Omelia di Domenica 11 ottobre 2020 - XXVIII Domenica del Tempo Ordinario, Anno A
Anche questa domenica ci consegna una parabola di Gesù. Ascoltandola, balza agli occhi la tristezza di Dio, simboleggiato dal re di cui si parla. Pensate, in quella città si sposava il figlio del re, l'erede al trono, ma nessuno intendeva andare alla festa, nessuno sembrava interessato. Quel re dunque, nel constatare che la sua sala sarebbe rimasta vuota di commensali, provò una fitta al cuore. Ma ripercorriamo il racconto.
1) Il re, ovvero Dio, pur ricevendo tanti no al suo invito, non si dà per vinto e s’adopera con tutto se stesso perché la sala della sua festa possa riempirsi. L’invito Andate a cercare persone per le vie, gli incroci, lungo le siepi mirava a 2 cose: a evitare che la sala di nozze rimanesse vuota ma anche a far sì che la sua fosse una festa aperta e non selettiva, aperta a chiunque desiderasse essere presente. M’è venuto da dire: E’ davvero straordinario il nostro Dio: vedendosi rifiutato, non abbassa la guardia, non se ne risente, gioca al rilancio e non smette dire agli inservienti: ‘Andate a chiamare ancora gente’.

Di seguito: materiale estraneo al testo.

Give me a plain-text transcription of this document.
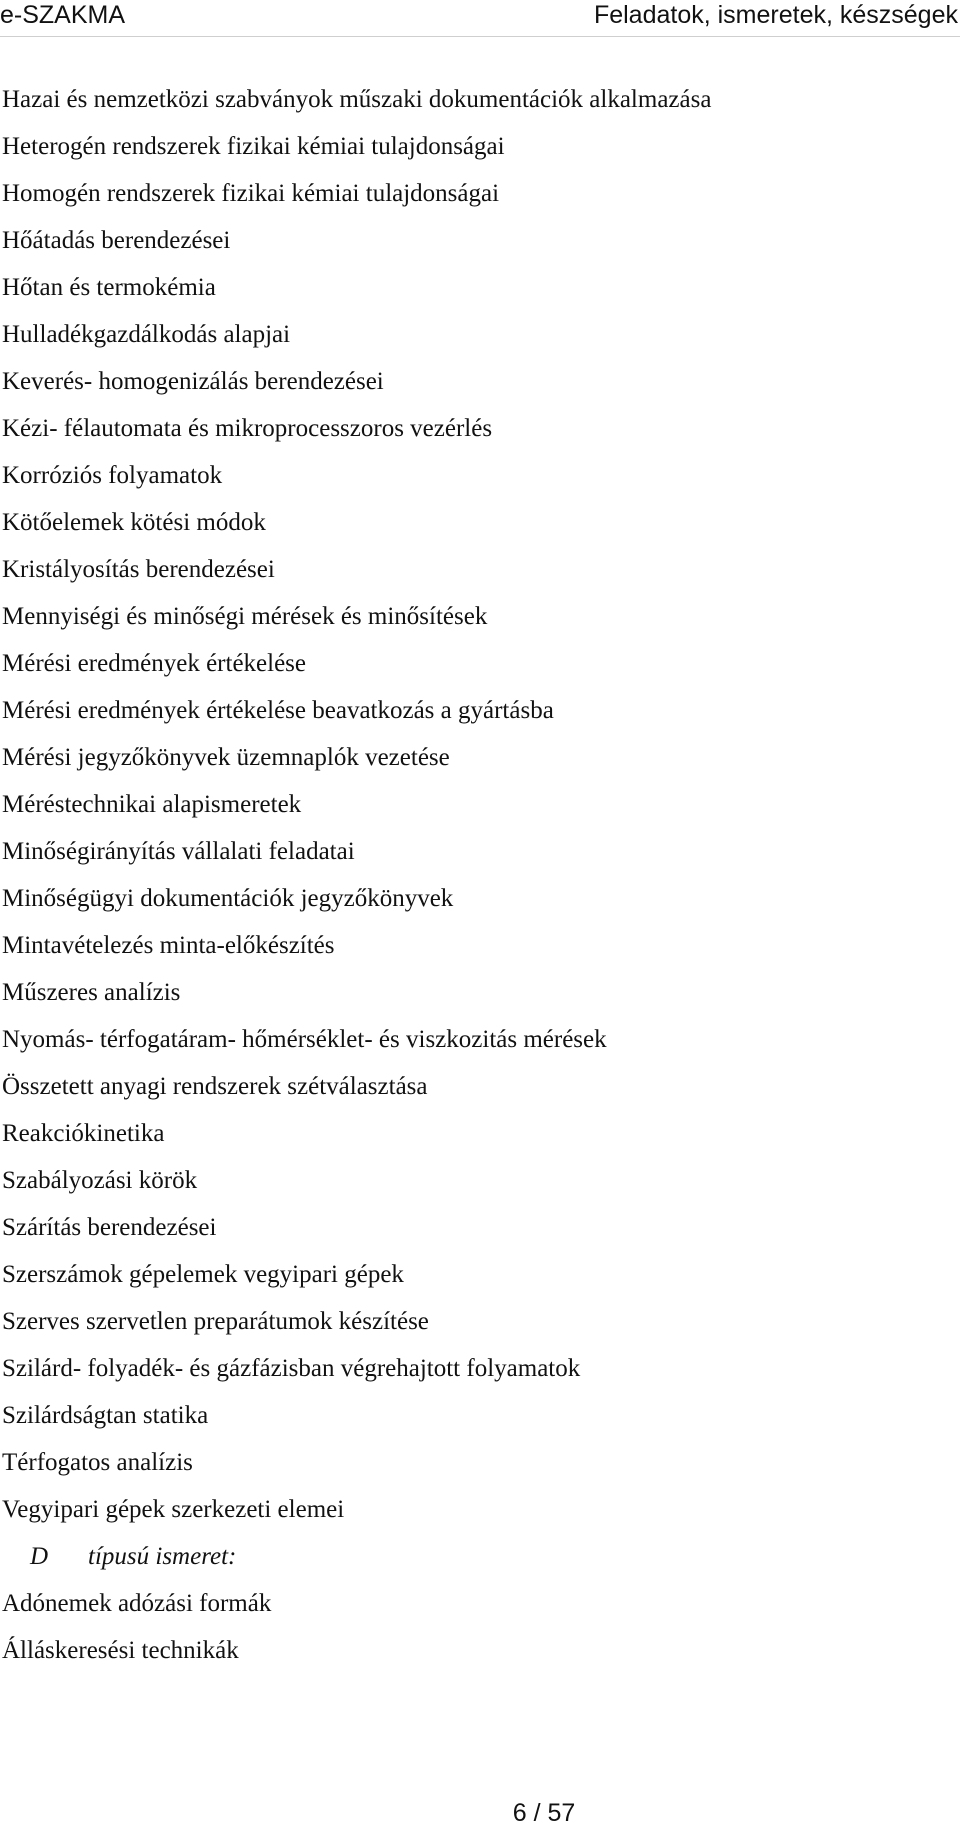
e-SZAKMA	Feladatok, ismeretek, készségek
Hazai és nemzetközi szabványok műszaki dokumentációk alkalmazása
Heterogén rendszerek fizikai kémiai tulajdonságai
Homogén rendszerek fizikai kémiai tulajdonságai
Hőátadás berendezései
Hőtan és termokémia
Hulladékgazdálkodás alapjai
Keverés- homogenizálás berendezései
Kézi- félautomata és mikroprocesszoros vezérlés
Korróziós folyamatok
Kötőelemek kötési módok
Kristályosítás berendezései
Mennyiségi és minőségi mérések és minősítések
Mérési eredmények értékelése
Mérési eredmények értékelése beavatkozás a gyártásba
Mérési jegyzőkönyvek üzemnaplók vezetése
Méréstechnikai alapismeretek
Minőségirányítás vállalati feladatai
Minőségügyi dokumentációk jegyzőkönyvek
Mintavételezés minta-előkészítés
Műszeres analízis
Nyomás- térfogatáram- hőmérséklet- és viszkozitás mérések
Összetett anyagi rendszerek szétválasztása
Reakciókinetika
Szabályozási körök
Szárítás berendezései
Szerszámok gépelemek vegyipari gépek
Szerves szervetlen preparátumok készítése
Szilárd- folyadék- és gázfázisban végrehajtott folyamatok
Szilárdságtan statika
Térfogatos analízis
Vegyipari gépek szerkezeti elemei
D típusú ismeret:
Adónemek adózási formák
Álláskeresési technikák
6 / 57
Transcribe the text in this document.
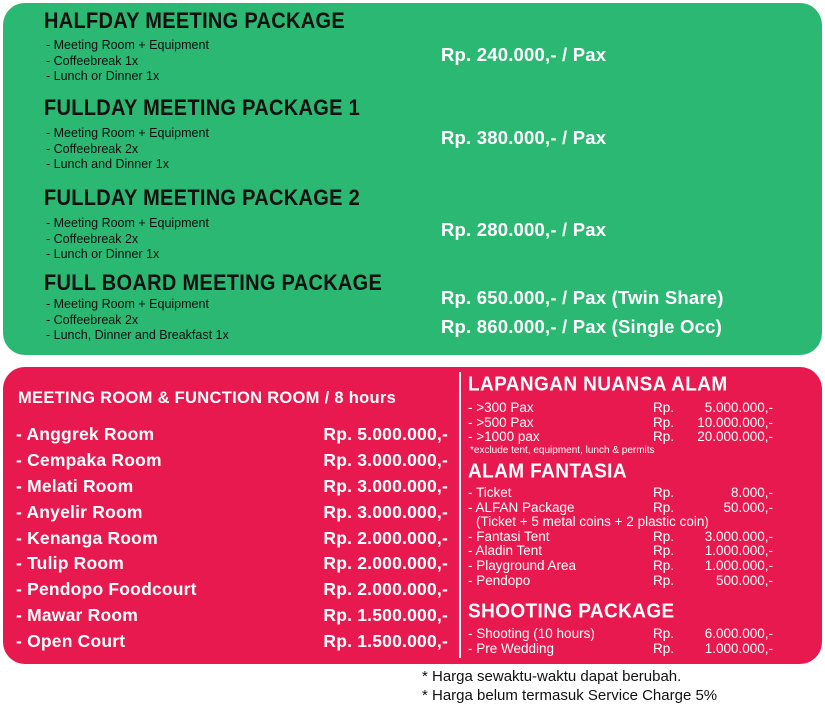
HALFDAY MEETING PACKAGE
- Meeting Room + Equipment
- Coffeebreak 1x
- Lunch or Dinner 1x
Rp. 240.000,- / Pax
FULLDAY MEETING PACKAGE 1
- Meeting Room + Equipment
- Coffeebreak 2x
- Lunch and Dinner 1x
Rp. 380.000,- / Pax
FULLDAY MEETING PACKAGE 2
- Meeting Room + Equipment
- Coffeebreak 2x
- Lunch or Dinner 1x
Rp. 280.000,- / Pax
FULL BOARD MEETING PACKAGE
- Meeting Room + Equipment
- Coffeebreak 2x
- Lunch, Dinner and Breakfast 1x
Rp. 650.000,- / Pax (Twin Share)
Rp. 860.000,- / Pax (Single Occ)
MEETING ROOM & FUNCTION ROOM / 8 hours
- Anggrek Room	Rp. 5.000.000,-
- Cempaka Room	Rp. 3.000.000,-
- Melati Room	Rp. 3.000.000,-
- Anyelir Room	Rp. 3.000.000,-
- Kenanga Room	Rp. 2.000.000,-
- Tulip Room	Rp. 2.000.000,-
- Pendopo Foodcourt	Rp. 2.000.000,-
- Mawar Room	Rp. 1.500.000,-
- Open Court	Rp. 1.500.000,-
LAPANGAN NUANSA ALAM
- >300 Pax	Rp.	5.000.000,-
- >500 Pax	Rp.	10.000.000,-
- >1000 pax	Rp.	20.000.000,-
*exclude tent, equipment, lunch & permits
ALAM FANTASIA
- Ticket	Rp.	8.000,-
- ALFAN Package	Rp.	50.000,-
(Ticket + 5 metal coins + 2 plastic coin)
- Fantasi Tent	Rp.	3.000.000,-
- Aladin Tent	Rp.	1.000.000,-
- Playground Area	Rp.	1.000.000,-
- Pendopo	Rp.	500.000,-
SHOOTING PACKAGE
- Shooting (10 hours)	Rp.	6.000.000,-
- Pre Wedding	Rp.	1.000.000,-
* Harga sewaktu-waktu dapat berubah.
* Harga belum termasuk Service Charge 5%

2) Altro particolare: il testo evangelico nel descrivere gli inviti alla festa dice: i servi chiamarono tutti, cattivi o buoni, non dice buoni e cattivi ma cattivi e buoni. E’ un particolare che sottolinea come Dio non chiami perché si è buoni ma perché si divenga buoni. Dio non ci ama perché siamo bravi, ci ama così come siamo. Dio non cerca persone perfette, ma persone disposte a camminare con Lui. Egli ci prende così come siamo, anche con tutti quei scivoloni che non ci fanno onore.
3° particolare - Trattandosi di un invito a nozze, il re aveva bisogno non di inservienti o di personale, ma di invitati con cui fare festa. Non aveva bisogno di servitù, di dipendenti, ma di gente che facesse festa con Lui. Non aveva bisogno di gente che lavorasse per lui ma che stesse con lui. Insomma, Dio non ci vuole come esecutori, ma come amici.
4) Qual è dunque il messaggio che ci consegna questa domenica? Questo: se essere cristiani è come partecipare a una festa di nozze, ne deriva che nella nostra vita la dimensione della festa deve prevalere sulla dimensione della malinconia. Sono contento che il Vangelo di questa domenica ponga alla nostra attenzione il tema della festa, perché soprattutto per noi adulti non è un tema facile. Se esaminiamo gli argomenti delle nostre conversazioni quotidiane, più che di festa, è di malattie, problemi e preoccupazioni che parliamo. Addirittura, c’è chi trova gli inviti a una festa come una nota stonata, viste le tante amarezze da cui è preso. Ora, stando così le cose, io dico che il Vangelo di questa domenica cade a pennello perché ci provoca a chiederci: nella mia vita ciò che mi dà gioia è più forte di ciò che mi preoccupa? Vedete, nella vita di tutti noi, il rapporto tra “essere persone festose e essere persone preoccupate” va vissuto come si muovono le acque del mare. Oggi è scirocco e le onde vanno di qua; domani è tramontana e le onde sbattono di là; i fondali però rimangono inalterati. Così è la vita di un cristiano: il fondale di gioia che l’accompagna lo fa resistere all’urto di qualsiasi onda amara. Torniamo allora a casa questa mattina con alcune domande, forse scomode: mi piace la mia vita? Al di là di quel che combino, bello o meno bello, nel fondo di me c’è pace? Badate che il problema della felicità coincide con il problema dell’esistenza. Tra le parole che Gesù pronunciò la sera prima di morire ci fu quest’augurio: che la vostra gioia sia piena. Ho un suggerimento: in questi gg. ritagliamoci uno spazio di riflessione e in questo spazio andiamo alla ricerca delle cose che ci danno gioia. Ci accorgeremo che le cose gioiose ci sono, si tratta di metterle a fuoco meglio e di farne tesoro di più.
Signore, facci capire che sta nell’incontro con te
il segreto di una vita che vuole scorrere contenta.